Читать «Андалузская шаль и другие рассказы (сборник рассказов)» онлайн - страница 32

Эльза Моранте

Драма, начавшаяся таким образом, могла разворачиваться по-разному. Иногда Андреа лил слезы под дверью все время, пока мать одевалась, но едва она открывала дверь, собираясь выйти, как сын стремглав бросался обратно в постель, прятать слезы под одеялом. Джудитта не собиралась проявлять жалость — чаще всего она уходила, прямая и непреклонная, делая вид, что не слышала ни плача, ни топота босых ног. Изредка, правда, она выказывала излишнее милосердие к нему, сама себя за это коря, и бежала за Андреа, пытаясь утешить его всякими ласковыми словами. Но сын закрывал глаза кулачками, давился всхлипами и отвергал все фальшивые утешения. Единственным утешением для него стало бы одно — чтобы Джудитта осталась дома, а не шла в театр. Но надо быть сумасшедшим, чтобы просить такое у танцовщицы!
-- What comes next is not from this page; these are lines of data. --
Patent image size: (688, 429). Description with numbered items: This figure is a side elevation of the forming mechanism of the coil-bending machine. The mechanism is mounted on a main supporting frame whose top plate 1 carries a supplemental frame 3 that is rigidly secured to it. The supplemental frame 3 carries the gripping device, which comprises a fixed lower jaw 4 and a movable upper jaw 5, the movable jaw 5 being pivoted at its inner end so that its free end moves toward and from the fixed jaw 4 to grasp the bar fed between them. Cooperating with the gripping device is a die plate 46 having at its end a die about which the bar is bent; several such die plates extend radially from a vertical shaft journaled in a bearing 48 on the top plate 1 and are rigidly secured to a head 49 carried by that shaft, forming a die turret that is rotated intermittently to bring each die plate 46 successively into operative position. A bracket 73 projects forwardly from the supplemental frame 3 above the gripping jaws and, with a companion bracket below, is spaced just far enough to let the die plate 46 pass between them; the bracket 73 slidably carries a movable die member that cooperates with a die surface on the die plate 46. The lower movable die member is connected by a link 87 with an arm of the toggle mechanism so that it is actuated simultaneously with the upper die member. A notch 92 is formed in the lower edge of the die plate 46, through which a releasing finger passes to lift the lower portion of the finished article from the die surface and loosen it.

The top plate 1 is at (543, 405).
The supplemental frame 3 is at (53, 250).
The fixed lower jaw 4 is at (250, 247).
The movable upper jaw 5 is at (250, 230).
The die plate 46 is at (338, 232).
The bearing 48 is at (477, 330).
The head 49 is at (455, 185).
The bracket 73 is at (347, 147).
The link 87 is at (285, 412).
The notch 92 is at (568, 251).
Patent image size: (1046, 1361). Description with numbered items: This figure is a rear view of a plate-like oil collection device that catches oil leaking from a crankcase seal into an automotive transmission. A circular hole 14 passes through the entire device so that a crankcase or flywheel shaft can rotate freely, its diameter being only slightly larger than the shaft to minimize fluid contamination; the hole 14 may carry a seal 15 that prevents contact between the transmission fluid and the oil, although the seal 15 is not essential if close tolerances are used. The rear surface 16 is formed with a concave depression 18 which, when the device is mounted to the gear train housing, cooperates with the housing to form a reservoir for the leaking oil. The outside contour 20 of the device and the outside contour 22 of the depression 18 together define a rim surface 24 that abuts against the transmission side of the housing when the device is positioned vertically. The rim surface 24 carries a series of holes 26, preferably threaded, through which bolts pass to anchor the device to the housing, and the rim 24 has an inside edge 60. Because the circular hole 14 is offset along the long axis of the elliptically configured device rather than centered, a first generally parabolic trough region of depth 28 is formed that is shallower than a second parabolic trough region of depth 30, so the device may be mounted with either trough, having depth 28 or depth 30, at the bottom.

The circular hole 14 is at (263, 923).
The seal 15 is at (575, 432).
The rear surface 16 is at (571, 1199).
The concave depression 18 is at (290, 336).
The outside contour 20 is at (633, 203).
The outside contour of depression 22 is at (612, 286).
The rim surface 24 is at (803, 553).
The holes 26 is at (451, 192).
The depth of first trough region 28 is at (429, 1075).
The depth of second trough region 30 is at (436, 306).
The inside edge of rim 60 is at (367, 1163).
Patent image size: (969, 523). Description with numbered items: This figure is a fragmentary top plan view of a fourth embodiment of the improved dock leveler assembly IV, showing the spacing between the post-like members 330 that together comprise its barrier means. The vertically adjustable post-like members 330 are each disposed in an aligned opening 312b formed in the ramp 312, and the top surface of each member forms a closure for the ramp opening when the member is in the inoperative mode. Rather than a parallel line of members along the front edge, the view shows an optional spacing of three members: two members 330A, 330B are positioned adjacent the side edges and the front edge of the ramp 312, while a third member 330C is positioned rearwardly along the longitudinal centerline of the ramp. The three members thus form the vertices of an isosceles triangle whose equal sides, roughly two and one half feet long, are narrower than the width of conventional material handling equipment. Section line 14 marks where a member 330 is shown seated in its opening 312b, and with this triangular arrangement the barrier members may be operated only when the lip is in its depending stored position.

Иной раз дерзость толкала Андреа именно на такое сумасшествие! Поплакав немного, как обычно, у комнаты матери, пока та одевалась, он вдруг начинал бушевать и лупить в дверь кулачками. Или же, сдержав рыдания, терпеливо ждал, когда разодетая мать выйдет, и, видя ее — она ступала походкой львицы, в маленькой гордой шляпке с черной вуалью, скрывавшей белое лицо, — хватался за полы ее одежды, обнимал колени и с безнадежным отчаянием умолял мать не ходить в театр, ну хоть сегодня остаться и побыть с ним! Джудитта гладила его, подбодряла и безрезультатно пыталась заставить его примириться с неизбежным. В конце концов она, потеряв терпение, грубо отталкивала сына и исчезала, хлопнув дверью. Андреа оставался сидеть на полу прихожей и плакать, как несчастный котенок, брошенный в корзине, в то время как кошка ушла гулять.

Джудитта надеялась, что все это лишь детский каприз, который он со временем перерастет. Напротив, шли годы, и каприз Андреа рос вместе с ним. Его отвращение к театру, как и его исступленная любовь к матери, проявлялась при любой возможности и развилась в его голове в какую-то непреодолимую враждебность. Андреа больше не унижался до мольбы или плача, как в три или четыре года. Он научился лучше владеть собой, но его ненависть, лишенная теперь тех детских выходок, становилась все более яростной.

Если не принимать во внимание эту его одержимость, в целом Андреа нельзя было назвать плохим сыном. Он никогда не врал, хорошо учился, был исключительно предан матери, за которой ходил по пятам, ловя любые проявления ее внимания с бурной и нежной готовностью, так что нередко, когда Джудитту занимали другие дела или мысли, она вынуждена была отталкивать его, столь назойливого. Когда Джудитте случалось (что на самом деле, бывало редко) вывести сына на прогулку, даже король, выехавший в карете со своей королевой, не мог бы выглядеть более гордым и внимательным, чем Андреа. Его глаза сияли полным светом с самого начала и до конца прогулки. Редкими вечерами, когда Джудитта оставалась с детьми, его лицо — обычно бледное — разрумянивалось. Он становился веселым, легкомысленным, шутил, резвился, хвастался. Безудержно смеялся любому мельчайшему домашнему происшествию (например, если кот охотился за молью или если у Джудитты не получалось расколоть орех) и рассказывал с драматическими интонациями сюжеты «Черного корсара», «Возвращения Сандокана», «Пиратов Малайзии» и прочих романов о капитанах и буканьерах, которые были его страстью. То и дело Андреа обнимал мать, как будто хотел навсегда приковать ее к себе; с Лаурой он был мягок и предупредителен, робко и внимательно прислушивался к их с матерью женским разговорам. Но стоило только вскользь упомянуть театр, или танцы, или Оперу, как его глаза темнели, лоб морщился, и домочадцы становились свидетелями необыкновенного преображения — словно у них на глазах голубь или петушок превращался в филина.